Вечный сон — страница 25 из 40

Медленно пережевывая мясо и глотая жирный бульон, Анэ пытается вспомнить все хорошее, что знает об отце. Он дал ей дом. Давал пищу. Она никогда не голодала, ей никогда не приходилось о чем-то просить. Отец растил ее сам, несмотря на смерть матери. Возил с собой и защищал от всего – и от духов, и от диких животных, и от враждебных людей.

Все вокруг могли оказаться врагами, и только от отца не исходила опасность. Они вдвоем – против всего мира.

Но вспоминать отца становится все тяжелее и тяжелее.

Анэ долго смотрит на темный бульон, лениво помешивая его ложкой, наблюдая, как перекатываются кусочки мяса. Вспоминает, что точно такой же суаасат она ела и с отцом, двести лет назад, – только гораздо более пресный. В новом времени все кажется ярче и вкуснее – и чем лучше ей становится, тем больше она сомневается во всем. И в этой неопределенности ее вновь тянет к отцу – туда, где можно найти укрытие. В одинокую темную хижину, где не происходит ничего нового. Любые духи и ритуалы вдруг кажутся Анэ гораздо понятнее, чем люди.

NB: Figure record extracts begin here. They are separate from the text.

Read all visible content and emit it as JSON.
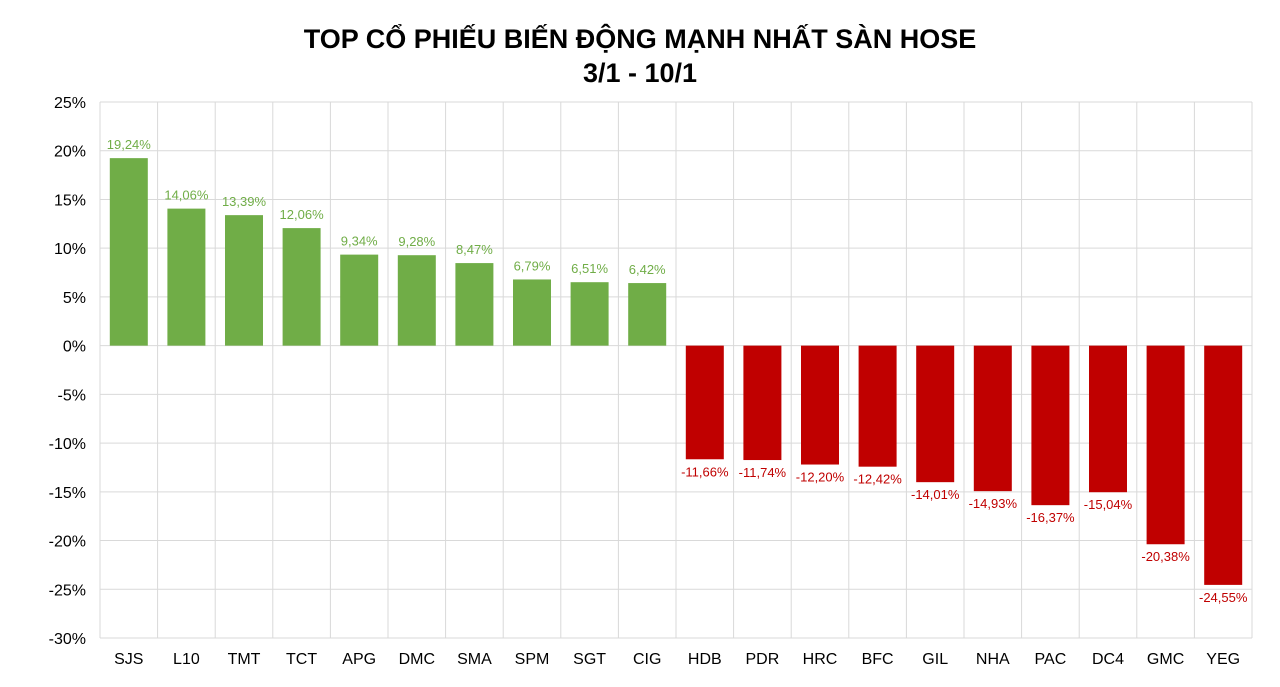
{
  "chart_data": {
    "type": "bar",
    "title": "TOP CỔ PHIẾU BIẾN ĐỘNG MẠNH NHẤT SÀN HOSE",
    "subtitle": "3/1 - 10/1",
    "xlabel": "",
    "ylabel": "",
    "ylim": [
      -30,
      25
    ],
    "yticks": [
      "25%",
      "20%",
      "15%",
      "10%",
      "5%",
      "0%",
      "-5%",
      "-10%",
      "-15%",
      "-20%",
      "-25%",
      "-30%"
    ],
    "ytick_values": [
      25,
      20,
      15,
      10,
      5,
      0,
      -5,
      -10,
      -15,
      -20,
      -25,
      -30
    ],
    "grid": true,
    "categories": [
      "SJS",
      "L10",
      "TMT",
      "TCT",
      "APG",
      "DMC",
      "SMA",
      "SPM",
      "SGT",
      "CIG",
      "HDB",
      "PDR",
      "HRC",
      "BFC",
      "GIL",
      "NHA",
      "PAC",
      "DC4",
      "GMC",
      "YEG"
    ],
    "values": [
      19.24,
      14.06,
      13.39,
      12.06,
      9.34,
      9.28,
      8.47,
      6.79,
      6.51,
      6.42,
      -11.66,
      -11.74,
      -12.2,
      -12.42,
      -14.01,
      -14.93,
      -16.37,
      -15.04,
      -20.38,
      -24.55
    ],
    "data_labels": [
      "19,24%",
      "14,06%",
      "13,39%",
      "12,06%",
      "9,34%",
      "9,28%",
      "8,47%",
      "6,79%",
      "6,51%",
      "6,42%",
      "-11,66%",
      "-11,74%",
      "-12,20%",
      "-12,42%",
      "-14,01%",
      "-14,93%",
      "-16,37%",
      "-15,04%",
      "-20,38%",
      "-24,55%"
    ],
    "colors": {
      "positive_bar": "#70AD47",
      "positive_label": "#70AD47",
      "negative_bar": "#C00000",
      "negative_label": "#C00000",
      "grid": "#D9D9D9",
      "axis_text": "#000000"
    }
  }
}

– А что вы ели в ваше время? – вдруг подает голос Ная, и Анэ ловит на себе ее заинтересованный взгляд.

Поколебавшись, она все-таки начинает рассказывать. Про охоту, про огромные тела китов, которые они разделывали прямо на берегу со всеми соседями. Про то, как отец охотился на медведей, и его упряжку с жутко громкими собаками. Про то, как они закапывали мясо в земле на зиму.

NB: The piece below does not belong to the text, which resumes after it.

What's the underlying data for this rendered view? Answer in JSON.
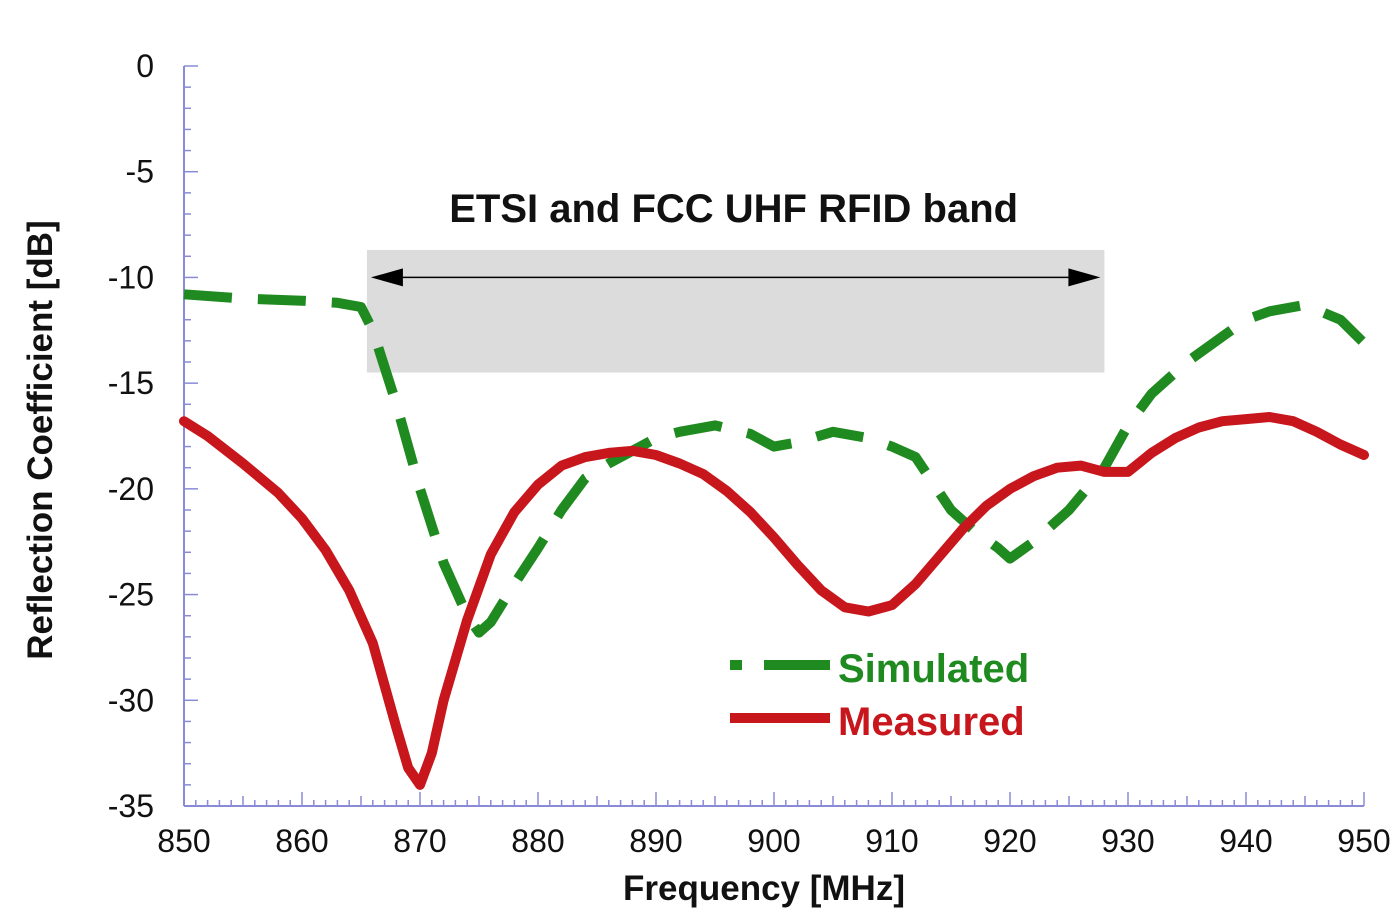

Анэ видит, что у Наи еще много вопросов – ее глаза загораются с каждым предложением. Но женщина молчит. Лишь кивает, улыбается и в конце концов переводит разговор на какие-то обычные вещи. Анэ понимает, что ей и нечего больше рассказать – не говорить же о том, как она часами ходила вокруг хижины и наблюдала за детьми. И уж тем более не стоит говорить про камни, которыми она играла.

Когда тарелки пустеют, Анэ бросает последний взгляд на фото Апитсуака с отцом – и вспоминает те простые слова. «Я просто смирился… но это же все-таки мой отец».

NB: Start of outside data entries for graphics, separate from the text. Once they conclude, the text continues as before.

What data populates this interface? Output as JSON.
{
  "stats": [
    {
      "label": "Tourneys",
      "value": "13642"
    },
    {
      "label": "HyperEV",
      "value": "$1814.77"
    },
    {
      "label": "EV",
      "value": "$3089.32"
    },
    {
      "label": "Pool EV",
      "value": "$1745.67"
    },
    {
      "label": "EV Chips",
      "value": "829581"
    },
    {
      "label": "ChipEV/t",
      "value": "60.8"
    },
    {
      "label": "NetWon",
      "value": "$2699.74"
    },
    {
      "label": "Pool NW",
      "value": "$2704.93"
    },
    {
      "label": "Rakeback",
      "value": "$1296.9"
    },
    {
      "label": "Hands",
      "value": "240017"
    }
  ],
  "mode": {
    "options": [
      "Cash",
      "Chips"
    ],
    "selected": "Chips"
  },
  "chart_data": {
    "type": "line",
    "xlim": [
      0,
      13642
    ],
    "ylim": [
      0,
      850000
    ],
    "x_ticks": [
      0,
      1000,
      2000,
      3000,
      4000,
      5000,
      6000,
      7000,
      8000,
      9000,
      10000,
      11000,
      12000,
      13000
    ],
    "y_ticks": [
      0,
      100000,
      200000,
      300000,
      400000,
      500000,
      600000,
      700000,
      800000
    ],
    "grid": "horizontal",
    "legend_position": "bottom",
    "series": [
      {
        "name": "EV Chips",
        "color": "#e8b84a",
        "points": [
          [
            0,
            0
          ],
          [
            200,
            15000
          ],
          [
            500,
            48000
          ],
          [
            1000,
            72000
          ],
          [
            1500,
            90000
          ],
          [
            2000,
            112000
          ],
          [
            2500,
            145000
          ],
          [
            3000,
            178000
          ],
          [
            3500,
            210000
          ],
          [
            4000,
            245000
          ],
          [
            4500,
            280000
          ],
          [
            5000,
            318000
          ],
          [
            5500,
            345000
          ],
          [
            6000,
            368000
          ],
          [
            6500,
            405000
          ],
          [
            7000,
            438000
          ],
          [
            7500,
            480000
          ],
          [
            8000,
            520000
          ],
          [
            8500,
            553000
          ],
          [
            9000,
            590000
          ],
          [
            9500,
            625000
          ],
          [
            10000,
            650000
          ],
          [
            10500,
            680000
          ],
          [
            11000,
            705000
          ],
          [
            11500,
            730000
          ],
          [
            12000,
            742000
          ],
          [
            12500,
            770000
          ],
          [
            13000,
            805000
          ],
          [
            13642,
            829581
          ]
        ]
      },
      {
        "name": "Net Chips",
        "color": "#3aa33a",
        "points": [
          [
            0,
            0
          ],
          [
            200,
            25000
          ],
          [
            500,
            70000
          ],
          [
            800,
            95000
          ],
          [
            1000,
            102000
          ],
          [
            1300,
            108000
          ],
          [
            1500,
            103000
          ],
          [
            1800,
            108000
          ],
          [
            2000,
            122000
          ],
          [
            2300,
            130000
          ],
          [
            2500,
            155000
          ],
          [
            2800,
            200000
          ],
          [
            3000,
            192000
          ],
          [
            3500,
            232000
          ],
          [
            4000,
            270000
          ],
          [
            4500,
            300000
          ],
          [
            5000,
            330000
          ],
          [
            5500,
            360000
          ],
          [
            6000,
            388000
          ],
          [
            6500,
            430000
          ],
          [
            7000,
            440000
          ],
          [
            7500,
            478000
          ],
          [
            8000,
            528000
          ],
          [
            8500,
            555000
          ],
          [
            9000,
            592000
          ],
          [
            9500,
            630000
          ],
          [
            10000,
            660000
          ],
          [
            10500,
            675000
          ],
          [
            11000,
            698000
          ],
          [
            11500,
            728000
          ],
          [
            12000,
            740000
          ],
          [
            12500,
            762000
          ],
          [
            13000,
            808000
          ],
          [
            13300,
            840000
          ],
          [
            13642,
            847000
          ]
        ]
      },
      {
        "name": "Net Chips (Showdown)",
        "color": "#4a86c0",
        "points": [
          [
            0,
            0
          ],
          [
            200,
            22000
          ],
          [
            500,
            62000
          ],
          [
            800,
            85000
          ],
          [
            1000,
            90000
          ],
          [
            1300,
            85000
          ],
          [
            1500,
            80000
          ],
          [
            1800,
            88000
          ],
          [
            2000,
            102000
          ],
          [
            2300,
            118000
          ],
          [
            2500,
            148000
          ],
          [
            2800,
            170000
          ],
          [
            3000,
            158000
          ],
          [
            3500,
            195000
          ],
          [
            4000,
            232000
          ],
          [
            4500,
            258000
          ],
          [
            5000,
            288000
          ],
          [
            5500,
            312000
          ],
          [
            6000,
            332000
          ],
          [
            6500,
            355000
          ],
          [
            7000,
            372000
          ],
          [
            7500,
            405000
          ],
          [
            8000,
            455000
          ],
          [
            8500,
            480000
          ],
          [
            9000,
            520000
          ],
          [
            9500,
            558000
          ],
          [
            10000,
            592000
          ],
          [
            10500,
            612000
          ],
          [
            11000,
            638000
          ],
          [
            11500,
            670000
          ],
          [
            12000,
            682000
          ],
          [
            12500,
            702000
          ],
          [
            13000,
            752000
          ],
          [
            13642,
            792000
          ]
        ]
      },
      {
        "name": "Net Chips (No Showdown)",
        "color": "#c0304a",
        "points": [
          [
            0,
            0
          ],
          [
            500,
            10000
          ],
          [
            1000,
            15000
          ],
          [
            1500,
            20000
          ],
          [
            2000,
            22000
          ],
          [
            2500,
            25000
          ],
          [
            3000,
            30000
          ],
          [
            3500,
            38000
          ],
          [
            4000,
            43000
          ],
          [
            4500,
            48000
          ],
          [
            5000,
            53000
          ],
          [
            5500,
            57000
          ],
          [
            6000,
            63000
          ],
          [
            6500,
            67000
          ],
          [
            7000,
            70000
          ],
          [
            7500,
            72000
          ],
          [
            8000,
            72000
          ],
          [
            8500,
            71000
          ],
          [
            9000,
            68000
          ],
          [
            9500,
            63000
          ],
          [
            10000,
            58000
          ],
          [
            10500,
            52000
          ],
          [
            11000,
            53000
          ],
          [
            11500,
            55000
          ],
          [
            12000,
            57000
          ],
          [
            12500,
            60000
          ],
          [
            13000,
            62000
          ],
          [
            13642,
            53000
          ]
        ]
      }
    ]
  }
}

Вставая из-за стола, Анэ вновь выхватывает самым краем глаза темную фигуру. Она стоит за окном. Анэ тут же поворачивается к окну и до боли в глазах всматривается в дома и раскинувшуюся впереди улицу – но нет, все пусто, и лишь редкие люди проходят по заснеженной земле.

Она поворачивается к Апитсуаку – и вновь замечает ту же черную тень.

– Все в порядке? – спрашивает парень, явно видя – что-то не так.

Анэ медленно кивает.

Тень все так же неподвижно стоит за окном. И смотрит. Безжизненный и бесплотный черный дух. Анэ с дрожью выдыхает теплый воздух, плотно зажмуривает глаза – а когда их открывает, то ничего вокруг уже не видит. Только привычную светло-зеленую кухню.

Она понимает, что кто-то действительно наблюдает за ней, но отбрасывает от себя эту догадку. Анэ хочет еще хоть день побыть в тепле и спокойствии, без ритуалов и злобных духов. Без воспоминаний об отце.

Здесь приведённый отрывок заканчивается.